35. How can we know what is right when we don’t know for sure who makes it into heaven and hell?
A: The Bible tells us what is right and wrong, and God sent the Holy Spirit to guide us. Whoever believes in his heart Jesus is Lord will make it into Heaven. B: When you believe in Christ, you’re in. Right and wrong is black and white in some things, while in the gray areas, you learn to develop and obey your own conscience without judging others (Romans 14).
36. If aliens exist on several worlds that have never heard of your god, will they all be going to hell when they die?
A: Yes if they haven’t heard of him, but God has probably already made himself known to them. Jesus is their Savior, too. B: Theoretically, alien life might pose a dilemma for Christianity. There are some approaches that make this not a problem. I hasten to add that we have ABSOLUTELY no evidence that intelligent alien life exists.
The Promises of Religion
37. If someone promised you eternal life, the protection of a loving super being, a feeling of moral righteousness, a purpose for living, answers to all the big questions, and a rule book for achieving the pinnacle of human potential – and all in exchange for having faith in something that wasn’t proven, would you be suspicious?

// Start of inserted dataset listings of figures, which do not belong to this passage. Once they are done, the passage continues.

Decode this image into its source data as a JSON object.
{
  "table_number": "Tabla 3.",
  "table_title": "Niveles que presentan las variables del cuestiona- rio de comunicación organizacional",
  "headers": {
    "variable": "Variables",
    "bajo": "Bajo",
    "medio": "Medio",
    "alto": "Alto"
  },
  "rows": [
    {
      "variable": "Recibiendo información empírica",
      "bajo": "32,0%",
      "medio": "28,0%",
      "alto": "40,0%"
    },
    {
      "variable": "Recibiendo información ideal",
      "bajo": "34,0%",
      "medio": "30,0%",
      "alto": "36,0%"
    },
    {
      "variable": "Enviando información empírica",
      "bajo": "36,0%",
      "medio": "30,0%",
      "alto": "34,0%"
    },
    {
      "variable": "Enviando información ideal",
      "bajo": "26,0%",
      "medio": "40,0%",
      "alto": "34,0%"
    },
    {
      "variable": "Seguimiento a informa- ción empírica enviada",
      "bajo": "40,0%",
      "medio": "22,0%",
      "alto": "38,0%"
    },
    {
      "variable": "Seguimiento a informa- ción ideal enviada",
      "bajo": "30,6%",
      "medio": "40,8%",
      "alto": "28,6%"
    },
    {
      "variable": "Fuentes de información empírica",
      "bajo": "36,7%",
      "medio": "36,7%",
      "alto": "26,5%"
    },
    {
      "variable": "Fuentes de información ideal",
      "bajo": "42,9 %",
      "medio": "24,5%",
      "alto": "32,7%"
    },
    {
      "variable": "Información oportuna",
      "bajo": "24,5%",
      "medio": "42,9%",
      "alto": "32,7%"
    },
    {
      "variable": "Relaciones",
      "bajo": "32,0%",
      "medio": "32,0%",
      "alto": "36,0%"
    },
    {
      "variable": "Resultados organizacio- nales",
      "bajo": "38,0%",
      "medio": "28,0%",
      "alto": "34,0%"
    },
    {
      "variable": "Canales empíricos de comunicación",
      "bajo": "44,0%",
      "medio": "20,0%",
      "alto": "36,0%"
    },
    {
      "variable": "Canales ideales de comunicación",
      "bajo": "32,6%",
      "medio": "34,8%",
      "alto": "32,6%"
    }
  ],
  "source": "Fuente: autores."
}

A: I trust God because I have a relationship with him, and the Bible, which he wrote, tells me he is not a liar. Any other spirit is a false prophet or spirit of deception. B: Jesus also promised suffering and deprivation if you follow him. Not protection. And some questions, like those surrounding the problem of evil or predestination, do not have complete answers (see The Two Great Mysteries of the Bible).
38. If someone promised to give you a billion dollars after ten years, but only if you worshiped them until that time, would you believe them? If someone promised to give you eternal life upon death, but only if you spent your life worshiping a god, would you believe them?
A: This is two questions, first of all. No, anyone who is not God could not persuade me to believe them, even with lots of money. My soul is more valuable than earthly things. I spend my life worshiping the One, True God, and he has already promised me eternal life. B: Eternal life begins immediately – internally, I already experience the benefits of faith, including communion with God, peace, forgiveness, and rest.
39. Why does religion appeal more to poor, weak, vulnerable, young, ill, depressed, and ostracized people? Could religious promises be more of a temptation to these people?
A: It doesn’t. There are lots of rich people, and people in positions of power, who believe in God. There are also popular, well-liked people who are Christians. We call them “charismatic”. A relationship with God the Father is appealing to people from every demographic. B: Because the rich are less aware of their need. This is one reason why Jesus warned against the ‘deceitfulness of riches.’
40. If you have eternal life in the afterlife, with all your family and friends, don’t you feel it would be like an eternal visit to your inlaws house? Don’t you think you’d get bored after 10,000 years?
A: Another stupid question. How does how entertaining Heaven would remain over the span of eternity disprove its existence, or God’s. So what if it did become boring? Would that make it less real? The Christian argument is that is could never be boring to be in the presence of the Lord. We would be surrounded by millions (billions?) of people, not just our friends and families. We cannot fathom how amazing Heaven will be. B: As many rebuked by Jesus, you have little idea of what heaven is like, in part due to bad teaching by Christians.